Boys play Wednesday at the Winthrop Grade School gymnasium. Andy Molloy/Kennebec Journal

WINTHROP — Lonney Steeves and his staff at the Winthrop YMCA roll out white tables at Winthrop Grade School at 7:30 a.m. every Wednesday and place a bottle of hand sanitizer on top as they prepare for children to walk through the door.

The routine would usually be performed at 2:30 p.m. every day, after the school day, but because of the coronavirus, the YMCA has added a full-day Kid Zone to assist parents needing extra child care.

“Our YMCA has always prided itself on its ways to meet the needs of the community,” Steeves said. “And the need arose.”

With the state receiving $164 million in coronavirus relief funding, school districts in the area have the ability to establish child care programs such as those organized by Steeves, and some have even looked to him to help established programs like the Y’s Kid Zone.

The Winthrop Public Schools have divided students into three cohorts, with students in cohort A or B attending in-person learning twice a week and cohort C students in fully remote learning.

Districtwide, Wednesdays serve as an at-home, remote day.


When Steeves heard parents across the district would need a place to bring their children on Wednesdays, he came up with a plan to open the Y that day.

For the day, the cost is $45 per student. The fee does not include lunch, which Steeves said has not been an issue. Students bring their own lunches.

So far, 16 children on average have signed up. Steeves said he was surprised more families have not utilized the service, but he expected that will happen soon.

“Each kid has work that they were assigned (by teachers) for the day away,” he said. “If they don’t have anything, they read. They play in the gym, play board games and do crafts.”

Lonney Steeves hopes to expand the Winthrop YMCA’s Kids Club After School Program, which hosts children on days when school is out. Steeves is shown Wednesday at the Winthrop Y. Andy Molloy/Kennebec Journal

There is room for about 20 students at the Winthrop Grade School gymnasium, where the Y sets up. Social distancing is required.

Steeves said the program is set up to have crafts individually packaged and to encourage students to spend much of their time outdoors.
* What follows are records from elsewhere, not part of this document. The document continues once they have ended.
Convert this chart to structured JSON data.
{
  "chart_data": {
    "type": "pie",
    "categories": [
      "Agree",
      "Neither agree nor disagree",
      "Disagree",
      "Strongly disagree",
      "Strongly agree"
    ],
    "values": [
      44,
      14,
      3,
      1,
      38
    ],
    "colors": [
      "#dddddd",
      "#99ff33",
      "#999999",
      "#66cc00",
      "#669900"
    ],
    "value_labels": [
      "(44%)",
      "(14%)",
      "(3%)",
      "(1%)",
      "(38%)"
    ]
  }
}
About four staff members are on hand to supervise students and help them do schoolwork.


At Monmouth Memorial School in Regional School Unit 2, Donna Seppy partnered with Steeves to implement a five-day, all-day program, funded by coronavirus relief funding  until Dec. 31, when the funding is scheduled to end.

Although Steeves’ Winthrop program is not funded by the coronavirus relief money, the YMCA was still looked at as a model. The partnership was needed in order to receive the funds, Seppy said.

“This grant is the only reason why we could have a program like this,” Seppy said. “The grant requested that the superintendent couldn’t apply, but that we could have a community partner. This is a trio partnership, with the RSU, town of Monmouth and with the Y, because they have an established program.”

Now that Monmouth Memorial School has a new building, the five-day program is able to take place there. Students will be fed through the free-meals program, providing them breakfast and lunch.

The building has three rooms that will be used for the program. The rooms allow students to to take their classes on remote-learning days and do homework, while students in the other rooms can focus on other activities.

“Students can do schoolwork during the day, and a group can work in the room on homework,” Seppy said. “It’s very individualized.”


Although the Monmouth Memorial child care is free, the after-school program that starts at 2:30 p.m. is $15.

Seppy said 21 children have signed up for the after-school program, but it can accept 40 and still comply with social-distancing guidelines.

Officials in Gardiner-based Maine School Administrative District 11 said they are also looking to implement a similar program, utilizing coronavirus relief funding. Priority would be given to students who are children of essential workers, qualify for free or reduced lunch or children of staff members within the district.

Ingrid Stanchfield, chief executive officer at the Boys & Girls Clubs of Kennebec Valley, said her grant request for federal relief funds is awaiting state approval before the program can begin.

The Kennebec Valley YMCA in Augusta is also hosting a Kid Zone, similar to the Steeves’ program in Winthrop.

The Augusta program is five days a week and runs all day. It costs $80 a day, but the Kennebec Valley Y has scholarships for students who need financial assistance, according to Paul Sveum, the youth program director.

The Augusta program has teamed up with organizations throughout the city, including The Study Hall, to help with homework, and the Snow Pond Center for the Arts, which is bringing “art as academic support” for the children.

“The Kid Zone is more than just child care,” Sveum said. “It’s an opportunity to enrich our children’s experiences and give them a chance to socialize, interact and play with their peers, which after this past year is something that all kids need.”